Hollywood, Afrique (19/03/2015)
Marie Darrieussecq, Il faut beaucoup aimer les hommes, P.O.L., 2013, Folio, 2015
Prix Médicis 2013
Dans le monde à la fois excentrique et fermé du cinéma hollywoodien, Solange, la jeune française de Clèves devenue actrice américaine, et Kouhouesso, second rôle dont la figure est cependant notoire, se rencontrent au cours d’une soirée. Cela aurait pu être « Coup de foudre chez George Clooney » – car c’est bien lors d’une réception chez la star que cela se passe. Cela aurait pu être aussi un drôle de roman à clés (outre Clooney, on y rencontre Matt Damon, Steven Soderbergh, Vincent Cassel et quelques autres), ou encore un roman de mœurs, un roman exotique, un roman psychologique…
Bien sûr, ces lectures sont possibles, mais il y en d’autres, plus prégnantes. On pourrait parler de roman d’atmosphères (au pluriel), de roman parodique aussi, jouant avec les stéréotypes auxquels est confrontée l’héroïne : le cinéma, bien sûr, comme un miroir déformant et onirique ; la passion amoureuse, au premier plan, liée à l’attente – celle de l’homme qu’elle aime, qui n’a pas son pareil pour se faire désirer longuement et pour débarquer au moment inattendu ; le couple mixte (femme blanche, homme noir) et les clichés que, nonobstant l’évolution des mœurs et les apparences progressistes, cette alliance véhicule ; l’Afrique, sa chaleur, ses paysages et ses coutumes – où Kouhouesso va tourner Au cœur des ténèbres de Joseph Conrad.
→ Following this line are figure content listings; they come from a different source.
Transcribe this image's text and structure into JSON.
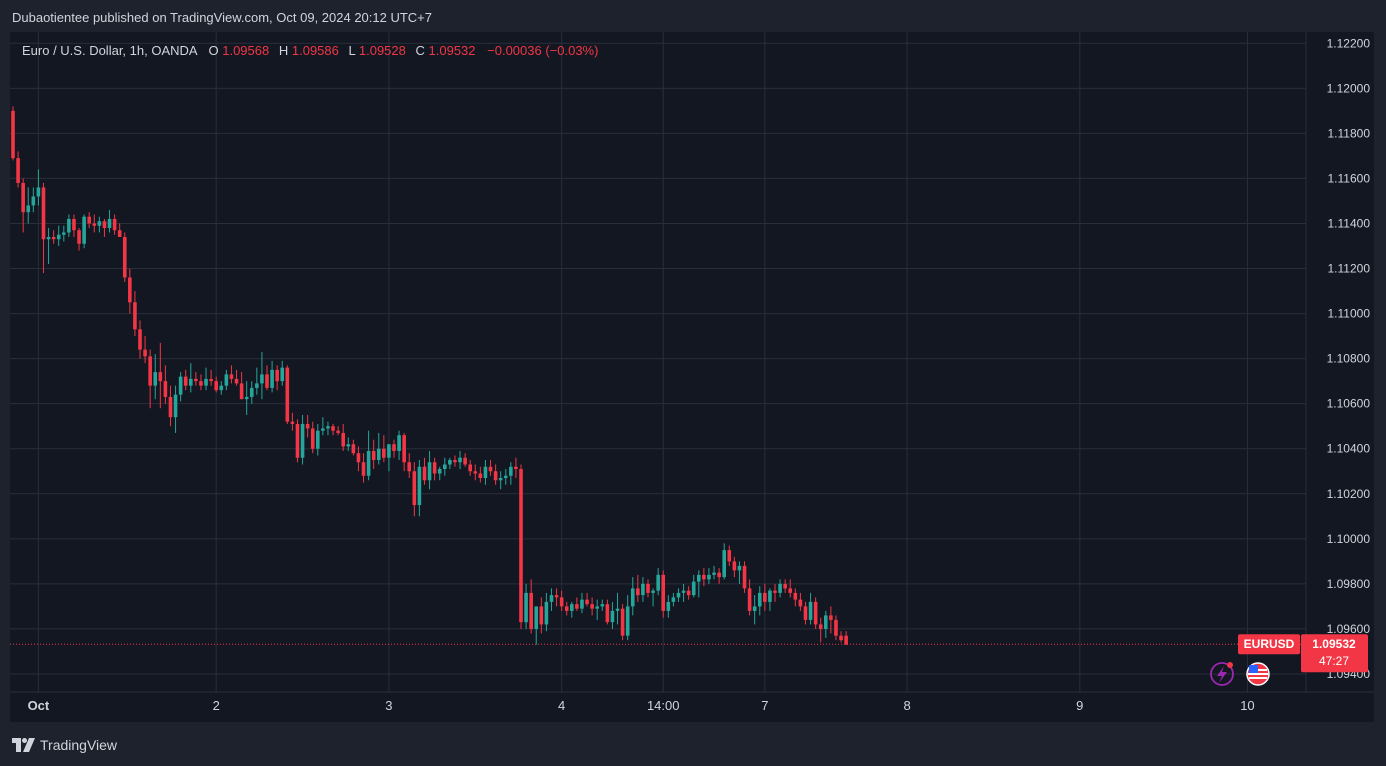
{
  "header": {
    "published": "Dubaotientee published on TradingView.com, Oct 09, 2024 20:12 UTC+7"
  },
  "legend": {
    "symbol_text": "Euro / U.S. Dollar, 1h, OANDA",
    "o_label": "O",
    "o_value": "1.09568",
    "h_label": "H",
    "h_value": "1.09586",
    "l_label": "L",
    "l_value": "1.09528",
    "c_label": "C",
    "c_value": "1.09532",
    "change": "−0.00036 (−0.03%)"
  },
  "price_tag": {
    "symbol": "EURUSD",
    "price": "1.09532",
    "countdown": "47:27"
  },
  "footer": {
    "brand": "TradingView"
  },
  "colors": {
    "up": "#26a69a",
    "down": "#f23645",
    "background": "#131722",
    "grid": "#2a2e39",
    "text": "#d1d4dc"
  },
  "icons": [
    "lightning-icon",
    "us-flag-icon",
    "tradingview-logo-icon"
  ],
  "chart_data": {
    "type": "candlestick",
    "ylim": [
      1.0932,
      1.1225
    ],
    "y_ticks": [
      "1.12200",
      "1.12000",
      "1.11800",
      "1.11600",
      "1.11400",
      "1.11200",
      "1.11000",
      "1.10800",
      "1.10600",
      "1.10400",
      "1.10200",
      "1.10000",
      "1.09800",
      "1.09600",
      "1.09400"
    ],
    "x_ticks": [
      {
        "label": "Oct",
        "index": 5
      },
      {
        "label": "2",
        "index": 40
      },
      {
        "label": "3",
        "index": 74
      },
      {
        "label": "4",
        "index": 108
      },
      {
        "label": "14:00",
        "index": 128
      },
      {
        "label": "7",
        "index": 148
      },
      {
        "label": "8",
        "index": 176
      },
      {
        "label": "9",
        "index": 210
      },
      {
        "label": "10",
        "index": 243
      }
    ],
    "last_price": 1.09532,
    "candles": [
      [
        1.119,
        1.1192,
        1.1168,
        1.1169
      ],
      [
        1.1169,
        1.1172,
        1.1156,
        1.1158
      ],
      [
        1.1158,
        1.116,
        1.1136,
        1.1145
      ],
      [
        1.1145,
        1.1156,
        1.114,
        1.1148
      ],
      [
        1.1148,
        1.1156,
        1.1145,
        1.1152
      ],
      [
        1.1152,
        1.1164,
        1.1148,
        1.1156
      ],
      [
        1.1156,
        1.1158,
        1.1118,
        1.1133
      ],
      [
        1.1133,
        1.1138,
        1.1122,
        1.1134
      ],
      [
        1.1134,
        1.1137,
        1.1131,
        1.1133
      ],
      [
        1.1133,
        1.1139,
        1.113,
        1.1135
      ],
      [
        1.1135,
        1.1139,
        1.1132,
        1.1136
      ],
      [
        1.1136,
        1.1144,
        1.1134,
        1.1142
      ],
      [
        1.1142,
        1.1144,
        1.1134,
        1.1137
      ],
      [
        1.1137,
        1.1138,
        1.1128,
        1.1131
      ],
      [
        1.1131,
        1.1144,
        1.1129,
        1.1143
      ],
      [
        1.1143,
        1.1145,
        1.1138,
        1.114
      ],
      [
        1.114,
        1.1144,
        1.1136,
        1.1139
      ],
      [
        1.1139,
        1.1143,
        1.1136,
        1.1141
      ],
      [
        1.1141,
        1.1142,
        1.1134,
        1.1138
      ],
      [
        1.1138,
        1.1146,
        1.1136,
        1.1142
      ],
      [
        1.1142,
        1.1144,
        1.1135,
        1.1137
      ],
      [
        1.1137,
        1.114,
        1.1134,
        1.1134
      ],
      [
        1.1134,
        1.1136,
        1.1114,
        1.1116
      ],
      [
        1.1116,
        1.112,
        1.11,
        1.1105
      ],
      [
        1.1105,
        1.111,
        1.109,
        1.1093
      ],
      [
        1.1093,
        1.1097,
        1.108,
        1.1084
      ],
      [
        1.1084,
        1.109,
        1.1078,
        1.1081
      ],
      [
        1.1081,
        1.1084,
        1.1058,
        1.1068
      ],
      [
        1.1068,
        1.1082,
        1.1062,
        1.1074
      ],
      [
        1.1074,
        1.1087,
        1.1058,
        1.107
      ],
      [
        1.107,
        1.1077,
        1.106,
        1.1063
      ],
      [
        1.1063,
        1.1068,
        1.105,
        1.1054
      ],
      [
        1.1054,
        1.1068,
        1.1047,
        1.1064
      ],
      [
        1.1064,
        1.1074,
        1.1061,
        1.1072
      ],
      [
        1.1072,
        1.1075,
        1.1066,
        1.1068
      ],
      [
        1.1068,
        1.1078,
        1.1065,
        1.1071
      ],
      [
        1.1071,
        1.1074,
        1.1068,
        1.107
      ],
      [
        1.107,
        1.1073,
        1.1066,
        1.1068
      ],
      [
        1.1068,
        1.1076,
        1.1066,
        1.1071
      ],
      [
        1.1071,
        1.1075,
        1.1068,
        1.107
      ],
      [
        1.107,
        1.1072,
        1.1065,
        1.1066
      ],
      [
        1.1066,
        1.107,
        1.1064,
        1.1068
      ],
      [
        1.1068,
        1.1075,
        1.1066,
        1.1073
      ],
      [
        1.1073,
        1.1077,
        1.1069,
        1.1071
      ],
      [
        1.1071,
        1.1075,
        1.1068,
        1.1069
      ],
      [
        1.1069,
        1.1074,
        1.1062,
        1.1062
      ],
      [
        1.1062,
        1.107,
        1.1055,
        1.1063
      ],
      [
        1.1063,
        1.107,
        1.106,
        1.1067
      ],
      [
        1.1067,
        1.1076,
        1.1064,
        1.1069
      ],
      [
        1.1069,
        1.1083,
        1.1062,
        1.1073
      ],
      [
        1.1073,
        1.1077,
        1.1066,
        1.1067
      ],
      [
        1.1067,
        1.1079,
        1.1065,
        1.1075
      ],
      [
        1.1075,
        1.1077,
        1.1066,
        1.107
      ],
      [
        1.107,
        1.1079,
        1.1068,
        1.1076
      ],
      [
        1.1076,
        1.1077,
        1.1051,
        1.1052
      ],
      [
        1.1052,
        1.1056,
        1.1048,
        1.1051
      ],
      [
        1.1051,
        1.1053,
        1.1034,
        1.1036
      ],
      [
        1.1036,
        1.1055,
        1.1033,
        1.1051
      ],
      [
        1.1051,
        1.1055,
        1.1045,
        1.1049
      ],
      [
        1.1049,
        1.1052,
        1.1038,
        1.104
      ],
      [
        1.104,
        1.1051,
        1.1037,
        1.1048
      ],
      [
        1.1048,
        1.1054,
        1.1046,
        1.1049
      ],
      [
        1.1049,
        1.1052,
        1.1046,
        1.105
      ],
      [
        1.105,
        1.1051,
        1.1046,
        1.1048
      ],
      [
        1.1048,
        1.105,
        1.1046,
        1.1047
      ],
      [
        1.1047,
        1.1051,
        1.1039,
        1.1041
      ],
      [
        1.1041,
        1.1045,
        1.1039,
        1.1042
      ],
      [
        1.1042,
        1.1044,
        1.1037,
        1.1038
      ],
      [
        1.1038,
        1.1041,
        1.103,
        1.1034
      ],
      [
        1.1034,
        1.1038,
        1.1025,
        1.1028
      ],
      [
        1.1028,
        1.1048,
        1.1026,
        1.1039
      ],
      [
        1.1039,
        1.1044,
        1.1031,
        1.1035
      ],
      [
        1.1035,
        1.1047,
        1.1033,
        1.104
      ],
      [
        1.104,
        1.1046,
        1.1034,
        1.1036
      ],
      [
        1.1036,
        1.104,
        1.103,
        1.1042
      ],
      [
        1.1042,
        1.1044,
        1.1036,
        1.1039
      ],
      [
        1.1039,
        1.1048,
        1.1035,
        1.1046
      ],
      [
        1.1046,
        1.1047,
        1.103,
        1.1034
      ],
      [
        1.1034,
        1.1038,
        1.1027,
        1.103
      ],
      [
        1.103,
        1.1034,
        1.101,
        1.1015
      ],
      [
        1.1015,
        1.1035,
        1.101,
        1.1032
      ],
      [
        1.1032,
        1.1036,
        1.1024,
        1.1026
      ],
      [
        1.1026,
        1.1039,
        1.1022,
        1.1034
      ],
      [
        1.1034,
        1.1036,
        1.1026,
        1.1029
      ],
      [
        1.1029,
        1.1032,
        1.1026,
        1.1031
      ],
      [
        1.1031,
        1.1036,
        1.1028,
        1.1033
      ],
      [
        1.1033,
        1.1036,
        1.1031,
        1.1035
      ],
      [
        1.1035,
        1.1037,
        1.1032,
        1.1034
      ],
      [
        1.1034,
        1.1039,
        1.1031,
        1.1036
      ],
      [
        1.1036,
        1.1038,
        1.1032,
        1.1033
      ],
      [
        1.1033,
        1.1035,
        1.1028,
        1.103
      ],
      [
        1.103,
        1.1033,
        1.1026,
        1.1029
      ],
      [
        1.1029,
        1.1032,
        1.1025,
        1.1027
      ],
      [
        1.1027,
        1.1035,
        1.1024,
        1.1032
      ],
      [
        1.1032,
        1.1035,
        1.1028,
        1.103
      ],
      [
        1.103,
        1.1033,
        1.1024,
        1.1026
      ],
      [
        1.1026,
        1.103,
        1.1022,
        1.1027
      ],
      [
        1.1027,
        1.1031,
        1.1024,
        1.1028
      ],
      [
        1.1028,
        1.1034,
        1.1024,
        1.1032
      ],
      [
        1.1032,
        1.1036,
        1.1027,
        1.1031
      ],
      [
        1.1031,
        1.1033,
        1.096,
        1.0963
      ],
      [
        1.0963,
        1.098,
        1.096,
        1.0976
      ],
      [
        1.0976,
        1.0982,
        1.0958,
        1.096
      ],
      [
        1.096,
        1.097,
        1.0953,
        1.097
      ],
      [
        1.097,
        1.0974,
        1.0958,
        1.0962
      ],
      [
        1.0962,
        1.0976,
        1.0959,
        1.0972
      ],
      [
        1.0972,
        1.0978,
        1.0968,
        1.0975
      ],
      [
        1.0975,
        1.0978,
        1.097,
        1.0974
      ],
      [
        1.0974,
        1.0977,
        1.0968,
        1.097
      ],
      [
        1.097,
        1.0972,
        1.0966,
        1.0968
      ],
      [
        1.0968,
        1.0972,
        1.0965,
        1.0971
      ],
      [
        1.0971,
        1.0974,
        1.0968,
        1.0969
      ],
      [
        1.0969,
        1.0976,
        1.0967,
        1.0973
      ],
      [
        1.0973,
        1.0976,
        1.097,
        1.0971
      ],
      [
        1.0971,
        1.0974,
        1.0966,
        1.0969
      ],
      [
        1.0969,
        1.0973,
        1.0964,
        1.097
      ],
      [
        1.097,
        1.0973,
        1.0968,
        1.0971
      ],
      [
        1.0971,
        1.0973,
        1.0962,
        1.0963
      ],
      [
        1.0963,
        1.0972,
        1.096,
        1.0968
      ],
      [
        1.0968,
        1.0976,
        1.0962,
        1.0969
      ],
      [
        1.0969,
        1.0971,
        1.0955,
        1.0957
      ],
      [
        1.0957,
        1.0975,
        1.0955,
        1.097
      ],
      [
        1.097,
        1.0983,
        1.0966,
        1.0978
      ],
      [
        1.0978,
        1.0984,
        1.0972,
        1.0975
      ],
      [
        1.0975,
        1.0983,
        1.0972,
        1.098
      ],
      [
        1.098,
        1.0982,
        1.0974,
        1.0976
      ],
      [
        1.0976,
        1.0978,
        1.097,
        1.0977
      ],
      [
        1.0977,
        1.0987,
        1.0975,
        1.0984
      ],
      [
        1.0984,
        1.0986,
        1.0965,
        1.0968
      ],
      [
        1.0968,
        1.0975,
        1.0965,
        1.0972
      ],
      [
        1.0972,
        1.0976,
        1.097,
        1.0974
      ],
      [
        1.0974,
        1.0978,
        1.0972,
        1.0976
      ],
      [
        1.0976,
        1.098,
        1.0972,
        1.0977
      ],
      [
        1.0977,
        1.0979,
        1.0973,
        1.0975
      ],
      [
        1.0975,
        1.0984,
        1.0974,
        1.0981
      ],
      [
        1.0981,
        1.0986,
        1.0974,
        1.0984
      ],
      [
        1.0984,
        1.0987,
        1.0979,
        1.0982
      ],
      [
        1.0982,
        1.0987,
        1.098,
        1.0984
      ],
      [
        1.0984,
        1.0988,
        1.0982,
        1.0985
      ],
      [
        1.0985,
        1.0987,
        1.098,
        1.0983
      ],
      [
        1.0983,
        1.0998,
        1.0982,
        1.0995
      ],
      [
        1.0995,
        1.0997,
        1.0988,
        1.099
      ],
      [
        1.099,
        1.0992,
        1.0983,
        1.0986
      ],
      [
        1.0986,
        1.099,
        1.098,
        1.0988
      ],
      [
        1.0988,
        1.099,
        1.0976,
        1.0978
      ],
      [
        1.0978,
        1.0982,
        1.0966,
        1.0968
      ],
      [
        1.0968,
        1.0975,
        1.0962,
        1.097
      ],
      [
        1.097,
        1.0979,
        1.0966,
        1.0976
      ],
      [
        1.0976,
        1.098,
        1.0968,
        1.0972
      ],
      [
        1.0972,
        1.0978,
        1.0968,
        1.0977
      ],
      [
        1.0977,
        1.098,
        1.0972,
        1.0976
      ],
      [
        1.0976,
        1.0982,
        1.0974,
        1.098
      ],
      [
        1.098,
        1.0982,
        1.0976,
        1.0978
      ],
      [
        1.0978,
        1.0982,
        1.0974,
        1.0976
      ],
      [
        1.0976,
        1.0978,
        1.097,
        1.0973
      ],
      [
        1.0973,
        1.0976,
        1.0968,
        1.097
      ],
      [
        1.097,
        1.0972,
        1.0962,
        1.0964
      ],
      [
        1.0964,
        1.0976,
        1.0962,
        1.0972
      ],
      [
        1.0972,
        1.0974,
        1.096,
        1.0962
      ],
      [
        1.0962,
        1.0965,
        1.0954,
        1.096
      ],
      [
        1.096,
        1.0968,
        1.0956,
        1.0966
      ],
      [
        1.0966,
        1.097,
        1.0958,
        1.0964
      ],
      [
        1.0964,
        1.0966,
        1.0955,
        1.0957
      ],
      [
        1.0957,
        1.0959,
        1.0954,
        1.0955
      ],
      [
        1.0957,
        1.0959,
        1.0953,
        1.0953
      ]
    ]
  }
}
Dans un style où perce, entre autres, la « petite musique » de Marguerite Duras (à qui l’auteure a emprunté son titre), Marie Darrieussecq construit un récit très personnel, aux allures à la fois théâtrales et cinématographiques, tragédie en cinq actes ou film en cinq grandes séquences précédées d’un « générique » et complétées par un « bonus » (dix ans après…). Mais la différence entre un film ou une pièce de théâtre et un roman, c’est que celui-ci peut diversifier les points de vue, accéder directement à l’intériorité des personnages, mettre des mots sur les comportements et les attitudes, approcher par le verbe les mystères de la vie, les rêves des humains, le sens des silences et la poésie du monde. Tout cela, Il faut beaucoup aimer les hommes y parvient dans une prose à la fois retenue et fiévreuse, sensible et sensuelle, pleine d’images et d’échos, une prose qui laisse de belles traces dans la mémoire du lecteur.